Cuando la vida te despeina y te regala un caballo
Fui por Ciudad Obregón, Los Mochis y Hermosillo, acompañada de mi querida Fernanda, una mujer que camina con la certeza suave de quien ya habló con el alma muchas veces.
Ella junto con Mariana, otro ser maravilloso, su socia, me invitaron a sumarme Equilibrihum, proyecto luminoso de constelaciones y coaching asistido con caballos que ambas dirigen. Y yo, que crecí con la idea de que los caballos eran animales lejanos, enormes, casi sagrados y un poco de miedo… de pronto me encontré ahí, a unos centímetros de ellos, con el corazón latiendo como si fuera a decir algo importante. Y lo dijo. Lo dijo sin palabras.
Yo había imaginado mil cosas en la vida, pero jamás besándole el hocico a un caballo. Ni hablándole directo a los ojos, como quien confía un secreto. Y ahí estaba yo, haciéndolo, sin pensarlo, sin planearlo. Como si la piel supiera un camino que la mente todavía no entiende.

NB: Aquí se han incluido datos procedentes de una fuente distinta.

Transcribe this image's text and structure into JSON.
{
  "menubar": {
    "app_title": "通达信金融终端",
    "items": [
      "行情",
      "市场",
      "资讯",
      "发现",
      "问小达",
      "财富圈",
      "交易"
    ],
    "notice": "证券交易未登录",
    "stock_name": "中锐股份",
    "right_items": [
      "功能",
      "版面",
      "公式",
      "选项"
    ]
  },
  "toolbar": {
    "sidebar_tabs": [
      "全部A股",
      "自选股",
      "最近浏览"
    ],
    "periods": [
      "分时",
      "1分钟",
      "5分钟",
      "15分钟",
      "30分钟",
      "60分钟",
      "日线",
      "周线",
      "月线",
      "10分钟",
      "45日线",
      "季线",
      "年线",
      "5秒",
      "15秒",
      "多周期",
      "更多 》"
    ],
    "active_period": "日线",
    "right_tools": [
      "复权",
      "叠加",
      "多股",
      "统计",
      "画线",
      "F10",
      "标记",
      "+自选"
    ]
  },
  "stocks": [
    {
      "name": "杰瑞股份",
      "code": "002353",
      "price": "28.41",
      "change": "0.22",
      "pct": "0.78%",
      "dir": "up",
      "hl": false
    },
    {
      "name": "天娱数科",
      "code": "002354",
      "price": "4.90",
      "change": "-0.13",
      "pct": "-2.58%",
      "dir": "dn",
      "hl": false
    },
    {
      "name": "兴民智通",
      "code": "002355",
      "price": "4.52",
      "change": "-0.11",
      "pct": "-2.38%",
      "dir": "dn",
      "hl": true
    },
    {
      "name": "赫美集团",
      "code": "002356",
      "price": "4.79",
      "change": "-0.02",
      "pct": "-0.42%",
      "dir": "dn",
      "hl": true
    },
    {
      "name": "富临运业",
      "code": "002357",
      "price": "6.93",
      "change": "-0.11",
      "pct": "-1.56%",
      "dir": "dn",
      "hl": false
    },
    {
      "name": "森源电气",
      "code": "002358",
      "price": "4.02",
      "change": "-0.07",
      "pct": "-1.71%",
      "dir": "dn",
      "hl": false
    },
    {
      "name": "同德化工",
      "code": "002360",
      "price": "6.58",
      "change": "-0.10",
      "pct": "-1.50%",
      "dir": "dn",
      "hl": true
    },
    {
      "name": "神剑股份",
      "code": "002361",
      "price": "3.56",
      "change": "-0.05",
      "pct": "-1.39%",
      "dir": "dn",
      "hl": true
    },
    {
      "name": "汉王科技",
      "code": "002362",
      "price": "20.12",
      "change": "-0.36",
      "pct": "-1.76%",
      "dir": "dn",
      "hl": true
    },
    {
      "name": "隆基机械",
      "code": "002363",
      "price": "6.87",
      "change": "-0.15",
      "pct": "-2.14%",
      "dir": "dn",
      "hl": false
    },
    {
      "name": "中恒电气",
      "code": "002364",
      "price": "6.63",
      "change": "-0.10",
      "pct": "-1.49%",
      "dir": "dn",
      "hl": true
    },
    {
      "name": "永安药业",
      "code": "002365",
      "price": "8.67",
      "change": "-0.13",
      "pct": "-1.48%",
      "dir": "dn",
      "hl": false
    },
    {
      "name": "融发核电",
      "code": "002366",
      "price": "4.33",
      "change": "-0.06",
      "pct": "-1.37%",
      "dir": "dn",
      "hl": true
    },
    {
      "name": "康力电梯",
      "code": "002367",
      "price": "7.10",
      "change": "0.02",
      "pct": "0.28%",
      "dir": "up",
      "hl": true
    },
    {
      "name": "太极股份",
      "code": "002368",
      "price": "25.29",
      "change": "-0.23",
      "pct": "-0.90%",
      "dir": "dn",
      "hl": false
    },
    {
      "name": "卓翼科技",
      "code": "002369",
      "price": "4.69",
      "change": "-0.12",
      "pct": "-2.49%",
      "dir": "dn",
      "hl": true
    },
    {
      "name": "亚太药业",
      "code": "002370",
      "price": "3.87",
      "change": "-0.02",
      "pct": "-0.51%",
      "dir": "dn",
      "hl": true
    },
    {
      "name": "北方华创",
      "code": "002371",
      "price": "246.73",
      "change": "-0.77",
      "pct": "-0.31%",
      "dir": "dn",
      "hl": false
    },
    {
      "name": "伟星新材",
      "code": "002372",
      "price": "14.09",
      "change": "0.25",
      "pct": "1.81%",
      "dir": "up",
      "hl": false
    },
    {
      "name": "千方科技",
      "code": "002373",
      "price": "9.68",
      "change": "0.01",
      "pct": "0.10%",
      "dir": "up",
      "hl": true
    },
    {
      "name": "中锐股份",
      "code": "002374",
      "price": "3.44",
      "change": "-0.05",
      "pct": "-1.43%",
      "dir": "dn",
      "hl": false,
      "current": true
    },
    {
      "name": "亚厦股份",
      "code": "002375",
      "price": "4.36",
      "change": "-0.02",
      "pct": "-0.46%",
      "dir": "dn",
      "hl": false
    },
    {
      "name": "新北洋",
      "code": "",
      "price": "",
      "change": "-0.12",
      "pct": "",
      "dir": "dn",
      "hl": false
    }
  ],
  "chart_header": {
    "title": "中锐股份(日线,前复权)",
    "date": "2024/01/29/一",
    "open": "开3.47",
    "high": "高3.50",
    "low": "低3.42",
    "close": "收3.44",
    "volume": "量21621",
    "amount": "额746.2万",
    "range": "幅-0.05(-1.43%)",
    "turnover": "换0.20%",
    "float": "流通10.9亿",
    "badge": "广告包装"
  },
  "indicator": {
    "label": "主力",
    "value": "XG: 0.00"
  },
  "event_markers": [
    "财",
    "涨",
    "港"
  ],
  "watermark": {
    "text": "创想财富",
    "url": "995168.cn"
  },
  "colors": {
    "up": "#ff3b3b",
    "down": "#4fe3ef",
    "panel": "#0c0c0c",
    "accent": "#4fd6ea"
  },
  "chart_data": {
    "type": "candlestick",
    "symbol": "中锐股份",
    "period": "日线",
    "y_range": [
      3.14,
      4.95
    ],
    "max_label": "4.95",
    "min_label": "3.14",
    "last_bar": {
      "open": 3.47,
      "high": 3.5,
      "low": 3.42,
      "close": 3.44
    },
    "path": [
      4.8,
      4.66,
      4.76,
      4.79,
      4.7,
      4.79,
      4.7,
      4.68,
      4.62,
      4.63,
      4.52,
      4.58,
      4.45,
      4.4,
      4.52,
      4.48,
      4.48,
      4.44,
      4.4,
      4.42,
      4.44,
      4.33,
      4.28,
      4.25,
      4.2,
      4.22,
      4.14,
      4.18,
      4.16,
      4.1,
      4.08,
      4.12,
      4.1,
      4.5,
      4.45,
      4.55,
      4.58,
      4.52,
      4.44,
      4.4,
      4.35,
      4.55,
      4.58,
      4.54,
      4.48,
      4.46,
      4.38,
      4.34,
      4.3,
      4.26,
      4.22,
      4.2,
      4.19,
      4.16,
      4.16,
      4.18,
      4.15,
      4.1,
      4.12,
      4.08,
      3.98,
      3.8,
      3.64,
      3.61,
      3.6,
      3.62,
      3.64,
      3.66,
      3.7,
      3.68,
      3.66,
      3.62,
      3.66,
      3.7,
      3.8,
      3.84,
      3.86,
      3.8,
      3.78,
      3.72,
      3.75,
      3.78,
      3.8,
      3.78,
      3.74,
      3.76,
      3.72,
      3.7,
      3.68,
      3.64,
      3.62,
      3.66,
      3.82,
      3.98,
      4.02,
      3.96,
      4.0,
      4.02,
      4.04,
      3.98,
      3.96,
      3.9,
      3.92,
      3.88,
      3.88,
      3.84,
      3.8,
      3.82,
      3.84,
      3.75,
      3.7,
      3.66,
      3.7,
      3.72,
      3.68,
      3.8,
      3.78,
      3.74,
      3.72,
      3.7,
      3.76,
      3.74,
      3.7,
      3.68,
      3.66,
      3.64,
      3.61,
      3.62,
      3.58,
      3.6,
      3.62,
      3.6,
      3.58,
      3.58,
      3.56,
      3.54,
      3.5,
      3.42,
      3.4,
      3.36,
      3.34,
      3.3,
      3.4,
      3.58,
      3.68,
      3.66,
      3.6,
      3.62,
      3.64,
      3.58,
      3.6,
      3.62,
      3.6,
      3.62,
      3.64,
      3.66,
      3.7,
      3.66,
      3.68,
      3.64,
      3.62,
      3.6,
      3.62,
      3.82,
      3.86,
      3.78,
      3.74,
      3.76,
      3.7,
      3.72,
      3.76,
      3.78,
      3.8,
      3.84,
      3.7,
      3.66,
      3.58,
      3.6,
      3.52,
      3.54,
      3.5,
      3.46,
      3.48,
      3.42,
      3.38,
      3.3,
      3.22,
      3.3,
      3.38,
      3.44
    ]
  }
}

Entre el sol ardiente del norte, el silencio que acaricia más que cualquier palabra, y el verde de los árboles moviéndose despacito, conocí a El Comandante, el caballo que vino a robarme el corazón sin pedir permiso. Él se acercó primero, curioso, suave, con esa inteligencia que tienen los seres que ya han visto muchas almas pasar. Olfateó mis manos, como quien revisa la historia que traes encima, y luego apoyó su cabeza en mí con una confianza que me desarmó. Yo pensé, que iba sólo como terapeuta, nunca que era yo quien iba a aprender algo, pero El Comandante tenía lecciones propias: no temas, siente; no pienses tanto, acércate; no huyas, aquí estoy.
Qué maravilla estar tan cerca de un ser tan grande y al mismo tiempo tan delicado.
Los caballos no juzgan, solo escuchan con el cuerpo entero. Son espejos. Son brújulas. Son hogar con patas.
Y ahí, bajo el sol que casi dolía y a la vez sanaba, me di cuenta de que la vida siempre encuentra formas inesperadas de sorprendernos. Las creencias, los miedos, esos cuentos viejos que nos repetimos… se desvanecen cuando la experiencia nos muestra que podemos más, que somos más, que sentimos más.
En el norte, acompañada de Fernanda, de su sabiduría generosa, y de este nuevo mundo que se abrió entre relinchos suaves, encontré una versión mía más libre, más verdadera y más enamorada de lo simple.